Mutation of lysine 233 to alanine introduces positive cooperativity into tyrosyl-tRNA synthetase.

Tyrosyl-tRNA synthetase from Bacillus stearothermophilus is a dimeric enzyme which displays half-of-sites reactivity with respect to the binding of both tyrosine and ATP. The binding of both substrates follows Michaelis-Menten kinetics.

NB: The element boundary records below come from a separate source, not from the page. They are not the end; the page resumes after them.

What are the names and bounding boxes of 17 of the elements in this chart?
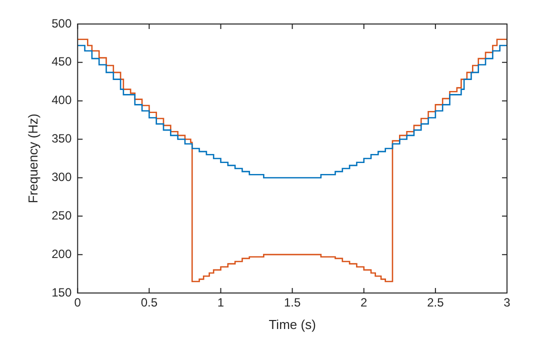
y-tick-label: 200 bbox=[52, 246, 72, 261]
y-tick-label: 500 bbox=[52, 16, 72, 30]
y-tick-label: 250 bbox=[52, 208, 72, 222]
y-axis-title: Frequency (Hz) bbox=[25, 114, 40, 204]
y-tick-label: 150 bbox=[52, 285, 72, 300]
x-tick-label: 1 bbox=[217, 296, 224, 310]
x-tick-label: 3 bbox=[504, 296, 511, 310]
y-tick-label: 450 bbox=[52, 54, 72, 69]
x-tick-label: 0 bbox=[74, 296, 82, 310]
y-tick-label: 400 bbox=[52, 93, 72, 108]
x-tick-label: 2.5 bbox=[427, 296, 444, 310]
x-axis-title: Time (s) bbox=[268, 316, 316, 332]
y-tick-label: 300 bbox=[52, 170, 72, 184]
x-tick-label: 2 bbox=[360, 296, 368, 310]
y-tick-label: 350 bbox=[52, 132, 72, 146]
x-tick-label: 1.5 bbox=[284, 296, 301, 310]
x-tick-label: 0.5 bbox=[140, 296, 158, 310]
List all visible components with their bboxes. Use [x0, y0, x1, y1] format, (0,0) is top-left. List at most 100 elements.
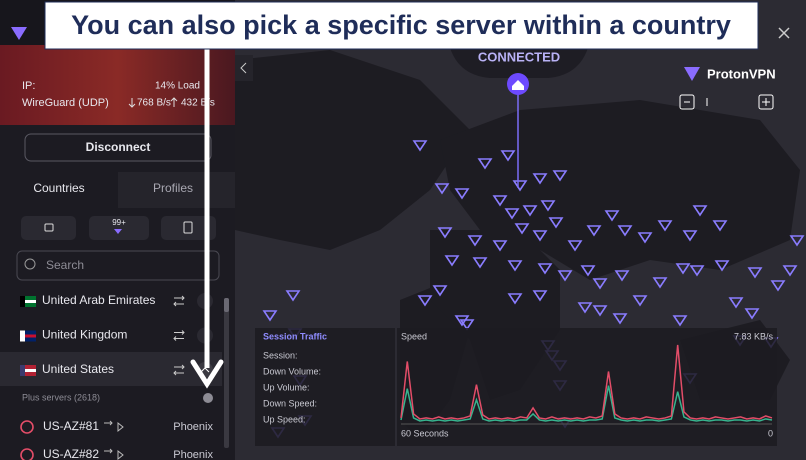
zoom-in[interactable] [758, 94, 774, 110]
server-marker[interactable] [712, 220, 728, 232]
collapse-icon [240, 62, 247, 74]
filter-p2p[interactable] [161, 216, 216, 240]
tab-active[interactable] [0, 172, 118, 208]
brand-name: ProtonVPN [707, 66, 776, 81]
server-marker[interactable] [682, 230, 698, 242]
server-icons [104, 448, 124, 460]
server-marker[interactable] [454, 188, 470, 200]
country-name: United Kingdom [42, 328, 127, 342]
server-marker[interactable] [459, 319, 475, 331]
collapse-button[interactable] [235, 55, 253, 81]
country-header [0, 45, 235, 125]
server-marker[interactable] [747, 267, 763, 279]
server-load: 14% Load [155, 81, 200, 92]
filter-secure-core[interactable] [21, 216, 76, 240]
session-label: Up Volume: [263, 382, 310, 392]
callout-box [44, 1, 759, 50]
search-box[interactable] [16, 250, 220, 281]
scrollbar[interactable] [224, 298, 229, 448]
upload-rate: 432 B/s [181, 98, 215, 109]
server-marker[interactable] [675, 263, 691, 275]
flag-stripe [20, 300, 36, 303]
server-marker[interactable] [652, 277, 668, 289]
server-marker[interactable] [500, 150, 516, 162]
server-city: Phoenix [173, 421, 213, 433]
server-marker[interactable] [548, 217, 564, 229]
ip-label: IP: [22, 80, 35, 92]
server-marker[interactable] [782, 265, 798, 277]
server-marker[interactable] [692, 205, 708, 217]
server-marker[interactable] [789, 235, 805, 247]
server-marker[interactable] [512, 180, 528, 192]
server-marker[interactable] [714, 260, 730, 272]
session-label: Down Volume: [263, 366, 321, 376]
zoom-out[interactable] [679, 94, 695, 110]
scrollbar-thumb[interactable] [224, 298, 229, 312]
close-button[interactable] [778, 27, 790, 39]
filter-plus[interactable] [89, 216, 149, 240]
country-action-icon [173, 364, 185, 376]
server-marker[interactable] [437, 227, 453, 239]
country-name: United States [42, 362, 114, 376]
brand-logo [684, 67, 700, 81]
server-marker[interactable] [507, 293, 523, 305]
server-marker[interactable] [617, 225, 633, 237]
app-logo [11, 27, 27, 40]
server-marker[interactable] [567, 240, 583, 252]
server-marker[interactable] [507, 260, 523, 272]
server-icons [104, 420, 124, 433]
server-marker[interactable] [432, 285, 448, 297]
server-marker[interactable] [444, 255, 460, 267]
server-marker[interactable] [514, 223, 530, 235]
server-marker[interactable] [586, 225, 602, 237]
p2p-icon [183, 221, 193, 234]
server-marker[interactable] [592, 305, 608, 317]
selected-country-row [0, 352, 222, 386]
server-marker[interactable] [467, 235, 483, 247]
server-marker[interactable] [744, 308, 760, 320]
server-marker[interactable] [477, 158, 493, 170]
server-marker[interactable] [532, 290, 548, 302]
protocol: WireGuard (UDP) [22, 97, 109, 109]
server-city: Phoenix [173, 449, 213, 460]
flag-part [20, 296, 25, 307]
tab-profiles[interactable]: Profiles [153, 181, 193, 195]
disconnect-button[interactable] [24, 133, 212, 162]
server-marker[interactable] [537, 263, 553, 275]
server-marker[interactable] [689, 265, 705, 277]
server-marker[interactable] [557, 270, 573, 282]
server-marker[interactable] [417, 295, 433, 307]
server-marker[interactable] [492, 240, 508, 252]
server-marker[interactable] [612, 313, 628, 325]
server-marker[interactable] [262, 310, 278, 322]
server-marker[interactable] [672, 315, 688, 327]
server-marker[interactable] [504, 208, 520, 220]
server-marker[interactable] [492, 195, 508, 207]
server-marker[interactable] [637, 232, 653, 244]
server-marker[interactable] [728, 297, 744, 309]
server-marker[interactable] [552, 170, 568, 182]
server-status [20, 420, 34, 434]
server-marker[interactable] [592, 278, 608, 290]
callout-arrowhead [190, 359, 224, 389]
server-marker[interactable] [577, 302, 593, 314]
server-marker[interactable] [522, 205, 538, 217]
server-marker[interactable] [580, 265, 596, 277]
server-marker[interactable] [285, 290, 301, 302]
server-marker[interactable] [604, 210, 620, 222]
server-marker[interactable] [472, 257, 488, 269]
connection-status: CONNECTED [478, 49, 560, 64]
server-marker[interactable] [770, 280, 786, 292]
server-marker[interactable] [540, 200, 556, 212]
server-marker[interactable] [412, 140, 428, 152]
session-label: Session: [263, 350, 298, 360]
server-marker[interactable] [614, 270, 630, 282]
server-marker[interactable] [532, 230, 548, 242]
speed-graph [400, 344, 773, 425]
server-marker[interactable] [434, 183, 450, 195]
server-marker[interactable] [632, 295, 648, 307]
server-marker[interactable] [532, 173, 548, 185]
server-marker[interactable] [657, 220, 673, 232]
tab-countries: Countries [33, 181, 84, 195]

Mutation of lysine 233 to alanine (K233A) decreases the affinity of the active subunit for ATP at both saturating and subsaturating tyrosine concentrations (from the Hill plot, kcat = 0.56 s-1, nH = 1.54, Kd = 372 mM at 50 microM tyrosine). In addition, this mutant displays sigmoidal kinetics (characteristic of positive cooperativity) with respect to the binding of ATP. These two effects can be reversed by the addition of NaCl (0.5 m final concentration) or by a second alanine mutation at either position K230 or T234. The effect of either NaCl or second site mutation is to increase the binding affinity of the K233A mutant for ATP (KATP values are 22 mM for the K233A mutant in the presence of 0.5 M NaCl, 0.16 mM for the K230A/K233A mutant, and 0.14 mM for the K233A/T234A mutant). With the restoration of the tight binding of ATP, Michaelis-Menten kinetics are restored since the kinetic analysis of tyrosyl adenylate formation involves only binding of ATP to the active subunit. It is likely that the physical mechanism for the positive cooperativity present in the K233A mutant actually exists in the wild-type enzyme but is not observed kinetically due to the initial binding of ATP to the active subunit. These results indicate that, in some cases, a decrease in substrate affinity is sufficient to introduce cooperativity into a noncooperative enzyme.